There is a particular kind of anxiety in the current discussion around AI-assisted programming. The fear is not only that code has become cheap. It is that the thing many programmers attached their identity to has become cheap with it. If a model can generate implementation quickly, then the old dignity of the craft can appear to dissolve into prompt and output. What used to feel intimate, difficult, and earned starts to feel industrial, and for some people that feels less like leverage than dispossession.
That anxiety is real. But it mistakes the visible layer of the work for the whole of it.
The part that has remained invariant for me is steering.

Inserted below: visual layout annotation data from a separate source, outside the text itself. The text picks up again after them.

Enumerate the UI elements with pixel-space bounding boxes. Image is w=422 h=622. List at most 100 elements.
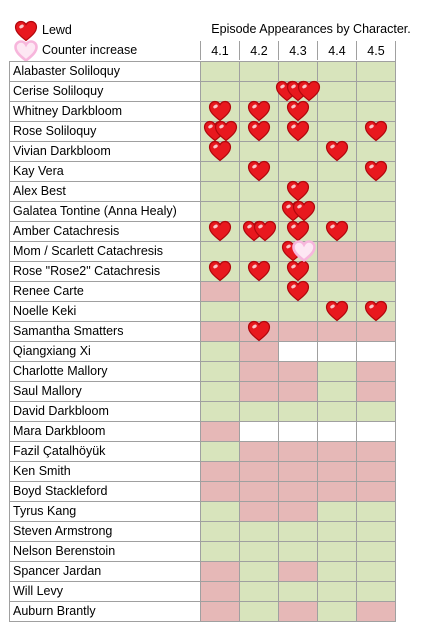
table-row: Spancer Jardan <box>9 561 396 581</box>
appearance-cell-appeared <box>356 61 395 81</box>
appearance-cell-absent <box>356 241 395 261</box>
appearance-cell-appeared <box>200 361 239 381</box>
appearance-cell-appeared <box>356 101 395 121</box>
table-right-border <box>395 41 396 622</box>
appearance-cell-absent <box>356 441 395 461</box>
table-row: Cerise Soliloquy <box>9 80 396 102</box>
legend-counter-label: Counter increase <box>42 43 138 57</box>
appearance-cell-appeared <box>278 401 317 421</box>
red-heart-icon <box>286 220 310 242</box>
red-heart-icon <box>286 180 310 202</box>
appearance-cell-absent <box>200 481 239 501</box>
table-row: Mom / Scarlett Catachresis <box>9 240 396 263</box>
red-heart-icon <box>247 260 271 282</box>
appearance-cell-appeared <box>200 241 239 261</box>
appearance-cell-absent <box>239 381 278 401</box>
table-row: Ken Smith <box>9 461 396 481</box>
appearance-cell-appeared <box>239 541 278 561</box>
appearance-cell-appeared <box>239 141 278 161</box>
character-name: Vivian Darkbloom <box>9 141 203 161</box>
appearance-cell-appeared <box>356 221 395 241</box>
appearance-cell-absent <box>200 421 239 441</box>
appearance-cell-appeared <box>278 141 317 161</box>
appearance-cell-appeared <box>278 61 317 81</box>
character-name: Mom / Scarlett Catachresis <box>9 241 203 261</box>
appearance-cell-appeared <box>356 81 395 101</box>
table-row: Kay Vera <box>9 160 396 182</box>
character-name: Noelle Keki <box>9 301 203 321</box>
appearance-cell-appeared <box>200 81 239 101</box>
appearance-cell-absent <box>278 501 317 521</box>
character-name: Spancer Jardan <box>9 561 203 581</box>
appearance-cell-appeared <box>278 541 317 561</box>
character-name: Saul Mallory <box>9 381 203 401</box>
pink-outline-heart-icon <box>291 240 316 263</box>
appearance-cell-appeared <box>317 181 356 201</box>
appearance-cell-appeared <box>239 521 278 541</box>
table-row: Alex Best <box>9 180 396 202</box>
appearance-cell-appeared <box>317 401 356 421</box>
table-row: Noelle Keki <box>9 300 396 322</box>
appearance-cell-appeared <box>356 541 395 561</box>
appearance-cell-absent <box>200 581 239 601</box>
appearance-cell-absent <box>356 481 395 501</box>
red-heart-icon <box>325 300 349 322</box>
red-heart-icon <box>325 140 349 162</box>
table-row: Vivian Darkbloom <box>9 140 396 162</box>
appearance-cell-absent <box>278 361 317 381</box>
character-name: Kay Vera <box>9 161 203 181</box>
character-name: Alabaster Soliloquy <box>9 61 203 81</box>
chart-title: Episode Appearances by Character. <box>211 22 411 36</box>
table-row: Will Levy <box>9 581 396 601</box>
appearance-cell-appeared <box>317 601 356 621</box>
table-row: David Darkbloom <box>9 401 396 421</box>
appearance-cell-appeared <box>278 161 317 181</box>
character-name: Charlotte Mallory <box>9 361 203 381</box>
appearance-cell-absent <box>317 321 356 341</box>
character-name: Renee Carte <box>9 281 203 301</box>
red-heart-icon <box>364 300 388 322</box>
appearance-cell-appeared <box>239 561 278 581</box>
character-name: Galatea Tontine (Anna Healy) <box>9 201 203 221</box>
episode-header: 4.1 <box>200 41 239 60</box>
appearance-cell-empty <box>317 421 356 441</box>
character-name: Qiangxiang Xi <box>9 341 203 361</box>
table-row: Qiangxiang Xi <box>9 341 396 361</box>
appearance-cell-appeared <box>200 181 239 201</box>
table-row: Nelson Berenstoin <box>9 541 396 561</box>
red-heart-icon <box>14 20 38 42</box>
character-name: Cerise Soliloquy <box>9 81 203 101</box>
appearance-cell-absent <box>200 461 239 481</box>
appearance-cell-appeared <box>317 281 356 301</box>
appearance-cell-appeared <box>317 541 356 561</box>
appearance-cell-appeared <box>200 161 239 181</box>
red-heart-icon <box>286 260 310 282</box>
episode-header: 4.3 <box>278 41 317 60</box>
appearance-cell-appeared <box>317 501 356 521</box>
table-row: Charlotte Mallory <box>9 361 396 381</box>
appearance-cell-absent <box>317 241 356 261</box>
red-heart-icon <box>253 220 277 242</box>
table-row: Whitney Darkbloom <box>9 100 396 122</box>
appearance-cell-appeared <box>356 141 395 161</box>
appearance-cell-appeared <box>239 61 278 81</box>
appearance-cell-appeared <box>239 281 278 301</box>
appearance-cell-appeared <box>356 581 395 601</box>
appearance-cell-appeared <box>317 201 356 221</box>
table-row: Rose "Rose2" Catachresis <box>9 260 396 282</box>
appearance-cell-absent <box>239 501 278 521</box>
appearance-cell-appeared <box>200 401 239 421</box>
character-name: Tyrus Kang <box>9 501 203 521</box>
character-name: Whitney Darkbloom <box>9 101 203 121</box>
red-heart-icon <box>208 100 232 122</box>
appearance-cell-empty <box>317 341 356 361</box>
appearance-cell-appeared <box>356 181 395 201</box>
appearance-cell-appeared <box>356 561 395 581</box>
appearance-cell-appeared <box>317 521 356 541</box>
appearance-cell-absent <box>356 461 395 481</box>
character-name: Rose Soliloquy <box>9 121 203 141</box>
appearance-cell-appeared <box>200 441 239 461</box>
episode-header: 4.4 <box>317 41 356 60</box>
table-row: Auburn Brantly <box>9 601 396 621</box>
red-heart-icon <box>247 120 271 142</box>
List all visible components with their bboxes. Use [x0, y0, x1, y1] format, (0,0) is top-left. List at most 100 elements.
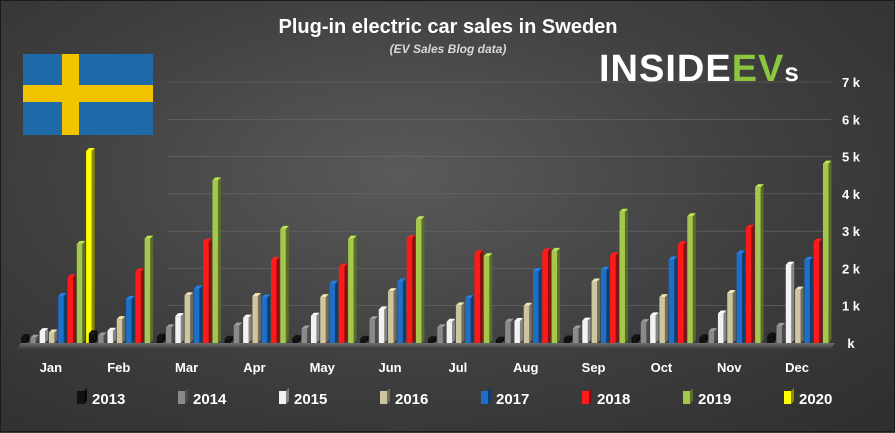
legend-swatch-side — [488, 388, 491, 404]
bar-front — [67, 277, 73, 343]
bar-top — [203, 238, 212, 242]
bar-side — [230, 335, 233, 343]
bar — [514, 318, 523, 343]
bar-top — [233, 322, 243, 326]
legend-item: 2017 — [481, 388, 529, 408]
bar-side — [461, 302, 465, 343]
bar-top — [144, 235, 154, 239]
bar-side — [162, 333, 166, 343]
bar-front — [224, 338, 230, 343]
bar-front — [745, 227, 752, 343]
bar-top — [107, 327, 116, 331]
bar-front — [650, 315, 656, 343]
legend-label: 2014 — [193, 391, 227, 408]
bar-top — [39, 328, 49, 332]
bar-front — [98, 335, 104, 343]
bar-top — [795, 286, 804, 290]
bar-front — [699, 337, 705, 343]
bar-top — [727, 290, 736, 294]
y-tick-label: k — [847, 336, 855, 351]
bar-side — [519, 318, 523, 343]
bar-side — [692, 213, 696, 343]
bar-front — [338, 266, 345, 343]
legend-swatch-side — [589, 388, 592, 404]
bar-side — [171, 324, 175, 343]
bar-side — [131, 296, 135, 343]
bar-side — [714, 328, 718, 343]
bar-top — [591, 278, 601, 282]
bar-side — [470, 295, 474, 343]
bar — [30, 334, 39, 343]
bar — [455, 302, 465, 343]
bar-top — [563, 335, 573, 339]
chart-subtitle: (EV Sales Blog data) — [390, 42, 507, 56]
bar — [474, 250, 483, 343]
bar-front — [175, 316, 181, 343]
bar-top — [58, 293, 67, 297]
bar-side — [402, 278, 406, 343]
bar-side — [45, 328, 49, 343]
bar-top — [736, 250, 746, 254]
bar-front — [813, 241, 820, 343]
bar-top — [717, 310, 727, 314]
bar-top — [369, 316, 378, 320]
bar-top — [338, 263, 348, 267]
bar — [107, 327, 116, 343]
bar-top — [437, 324, 446, 328]
bar-top — [822, 160, 832, 164]
bar — [745, 224, 755, 343]
bar-side — [480, 250, 483, 343]
bar-side — [199, 285, 203, 343]
bar — [144, 235, 154, 343]
bar — [406, 235, 416, 343]
bar-front — [116, 319, 123, 343]
bar-top — [224, 335, 233, 339]
bar-front — [156, 336, 163, 343]
bar-front — [727, 293, 733, 343]
bar-top — [261, 294, 271, 298]
bar-side — [742, 250, 746, 343]
bar-front — [767, 335, 773, 343]
x-tick-label: Oct — [651, 360, 673, 375]
bar-side — [683, 241, 687, 343]
bar — [243, 314, 252, 343]
bar-side — [529, 302, 533, 343]
bar-front — [301, 328, 308, 343]
bar-top — [582, 317, 591, 321]
bar-front — [233, 325, 240, 343]
bar — [280, 225, 289, 343]
bar-side — [122, 316, 126, 343]
bar — [699, 334, 708, 343]
bar-front — [280, 228, 286, 343]
bar-side — [103, 332, 107, 343]
bar-side — [655, 312, 659, 343]
bar-top — [523, 302, 533, 306]
bar-top — [329, 280, 339, 284]
bar-front — [39, 331, 46, 343]
bar — [767, 332, 776, 343]
bar-top — [415, 216, 425, 220]
bar — [483, 253, 493, 343]
chart-floor — [17, 343, 835, 349]
bar-top — [600, 266, 610, 270]
bar — [310, 312, 320, 343]
bar — [708, 328, 718, 343]
gridlines — [167, 81, 831, 307]
bar — [795, 286, 804, 343]
bar — [88, 330, 98, 343]
legend-label: 2016 — [395, 391, 428, 408]
bar-front — [261, 297, 268, 343]
bar-top — [785, 261, 795, 265]
legend-label: 2019 — [698, 391, 731, 408]
bar-side — [217, 177, 221, 343]
bar-side — [723, 310, 727, 343]
bar-top — [320, 294, 329, 298]
logo-main: INSIDE — [599, 48, 732, 90]
bar — [156, 333, 166, 343]
bar-front — [563, 338, 570, 343]
bar — [542, 248, 551, 343]
bar-top — [292, 335, 301, 339]
bar-top — [551, 247, 561, 251]
legend-label: 2020 — [799, 391, 832, 408]
bar — [717, 310, 727, 343]
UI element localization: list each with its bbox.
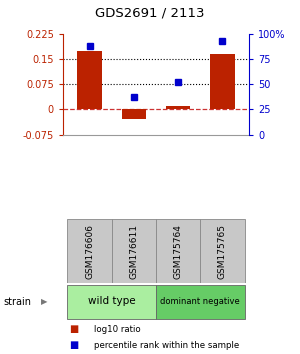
Bar [68,285,156,319]
Text: GSM176611: GSM176611 [129,224,138,279]
Bar [156,285,244,319]
Bar [156,219,200,283]
Bar [166,106,190,109]
Text: ▶: ▶ [40,297,47,306]
Bar [210,54,235,109]
Bar [122,109,146,119]
Text: dominant negative: dominant negative [160,297,240,306]
Text: GDS2691 / 2113: GDS2691 / 2113 [95,6,205,19]
Bar [68,219,112,283]
Text: ■: ■ [69,340,78,350]
Text: GSM175765: GSM175765 [218,224,227,279]
Bar [112,219,156,283]
Text: log10 ratio: log10 ratio [94,325,141,334]
Text: GSM176606: GSM176606 [85,224,94,279]
Text: wild type: wild type [88,296,136,306]
Text: GSM175764: GSM175764 [174,224,183,279]
Text: ■: ■ [69,324,78,334]
Text: percentile rank within the sample: percentile rank within the sample [94,341,240,350]
Bar [200,219,244,283]
Text: strain: strain [3,297,31,307]
Bar [77,51,102,109]
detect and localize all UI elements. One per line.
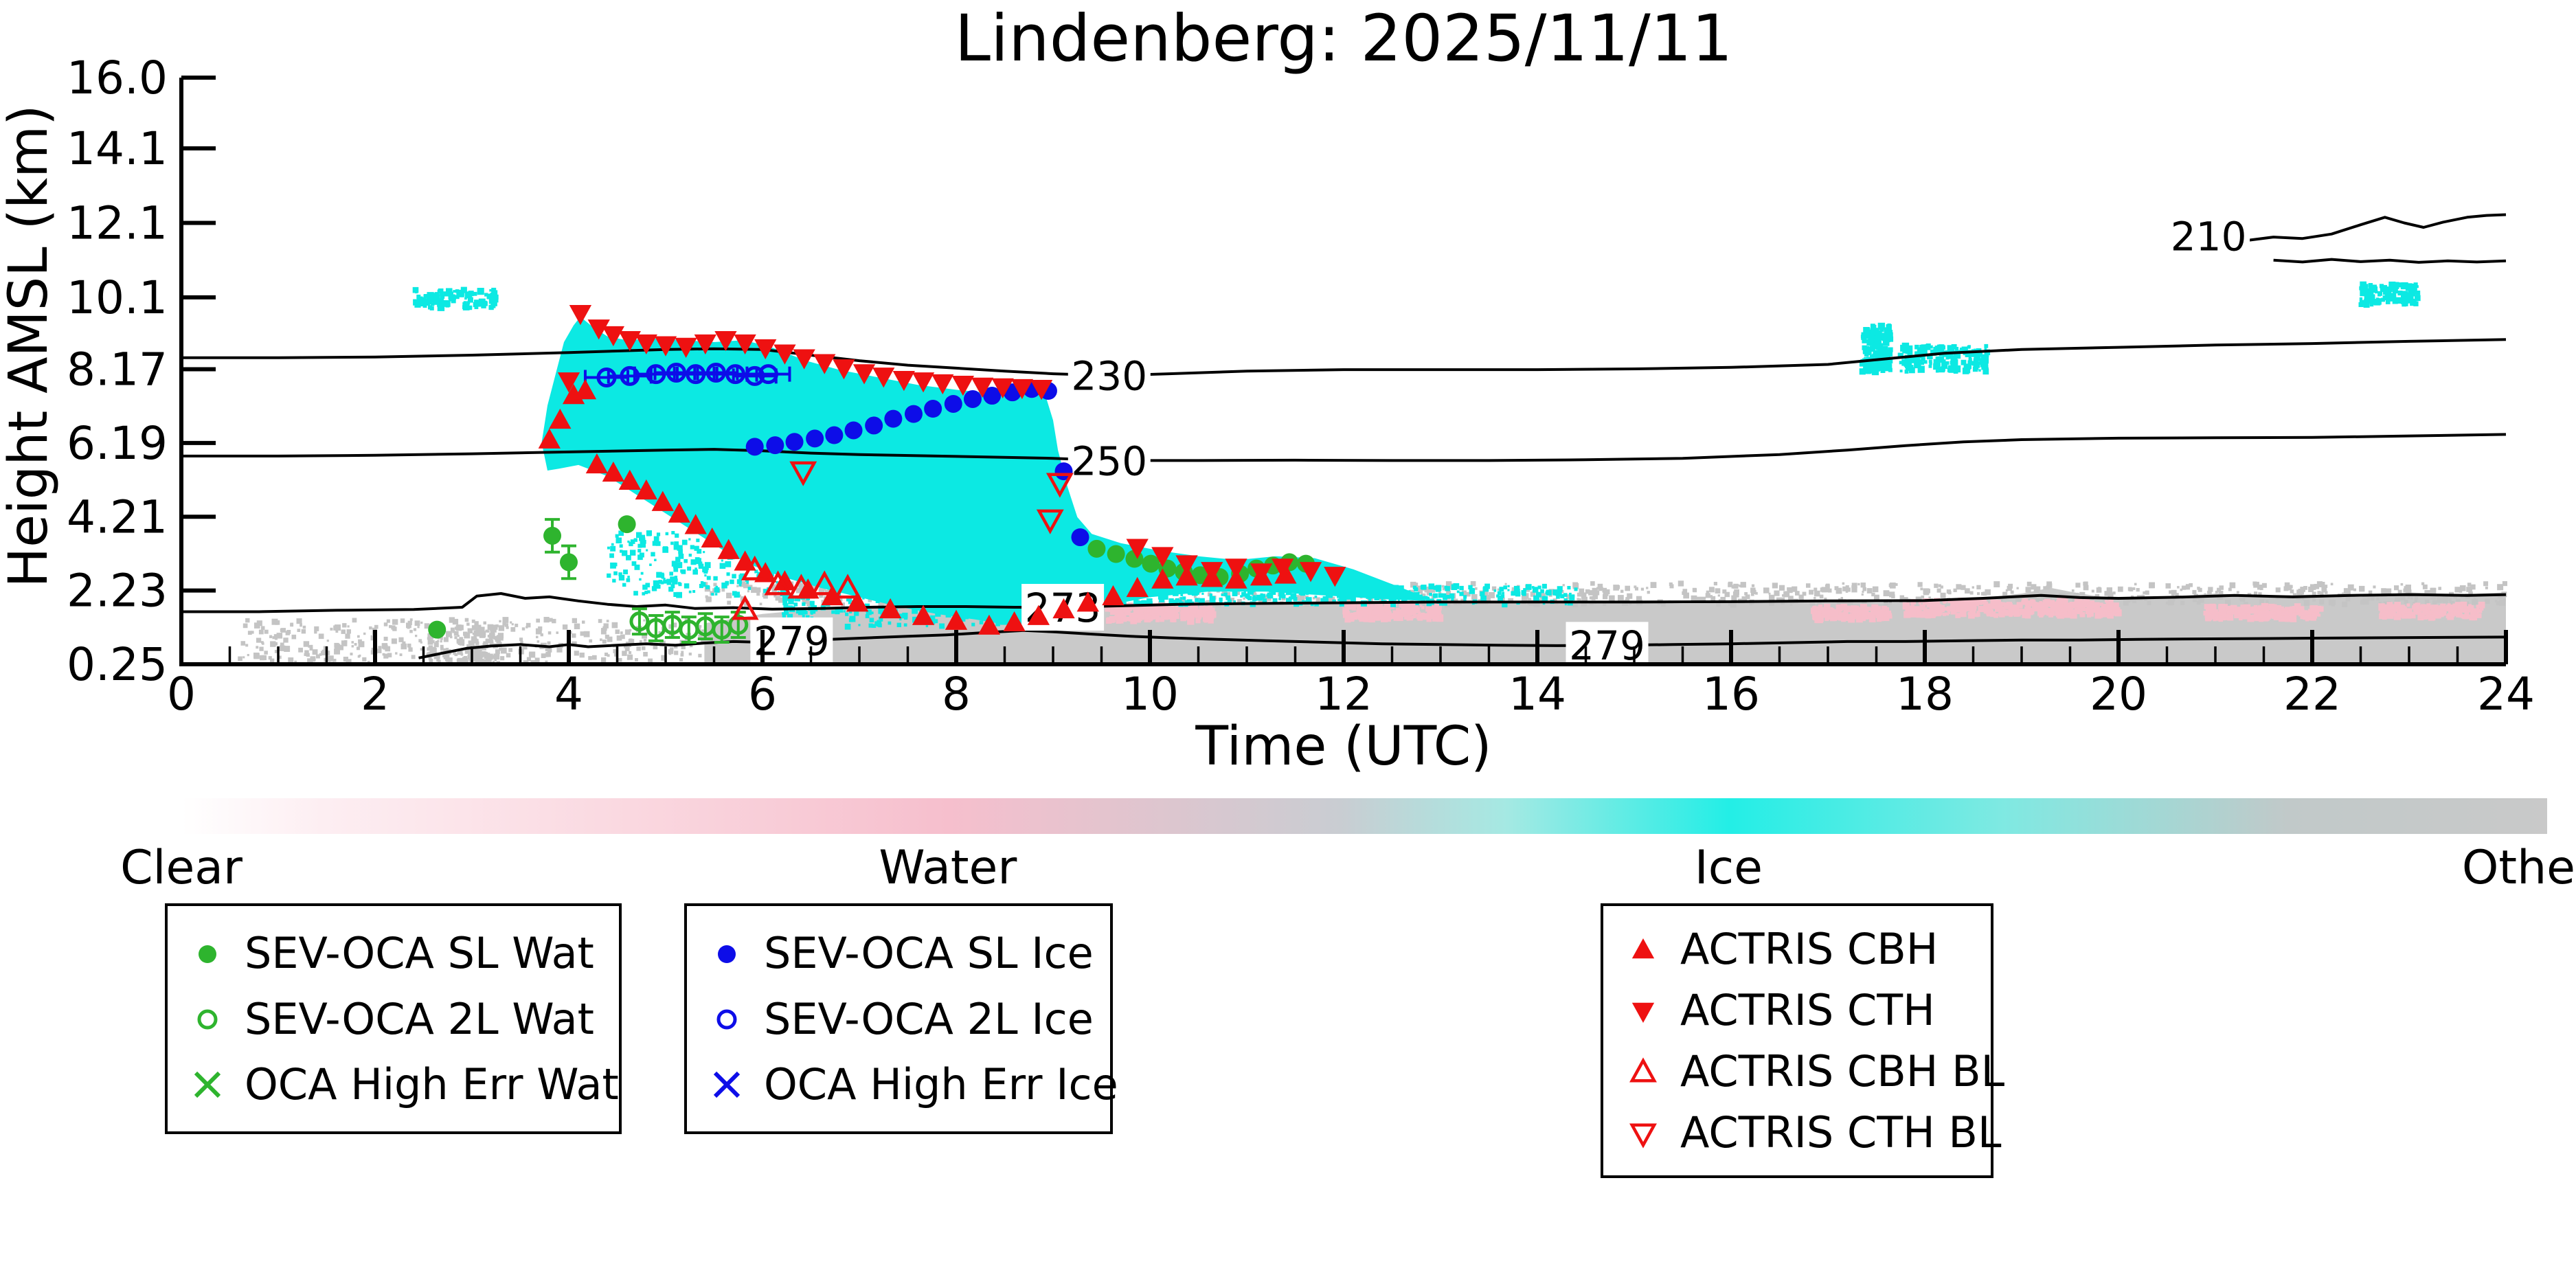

For the last six months (since September 2025 when I went all-in on AI-augmented development), the models have improved substantially. They produce better code, make better local decisions, and recover from more mistakes than they did even a few months ago. But the need for human judgment has not receded with that progress. If anything, it has become more important. Faster execution does not reduce the value of engineering judgment. It increases the cost of misalignment. When a system can generate large amounts of plausible work very quickly, the main question is no longer whether it can produce code. The question is whether that code is converging on the right reality.
That distinction is not theoretical. It shows up in ordinary engineering work. Let me give you a couple of examples...
While establishing a baseline benchmark recorder in lockd, the implementation converged on something that looked correct from a narrow point of view. The measurements were stable. The run was coherent. The output appeared useful. By the local standard of benchmark correctness, it was doing fine. The problem was that it took over an hour to run. At that point the bottleneck was no longer the system being measured, but the benchmark itself. The implementation had optimized for local measurement quality while dropping a more important system-level constraint: developer iteration velocity.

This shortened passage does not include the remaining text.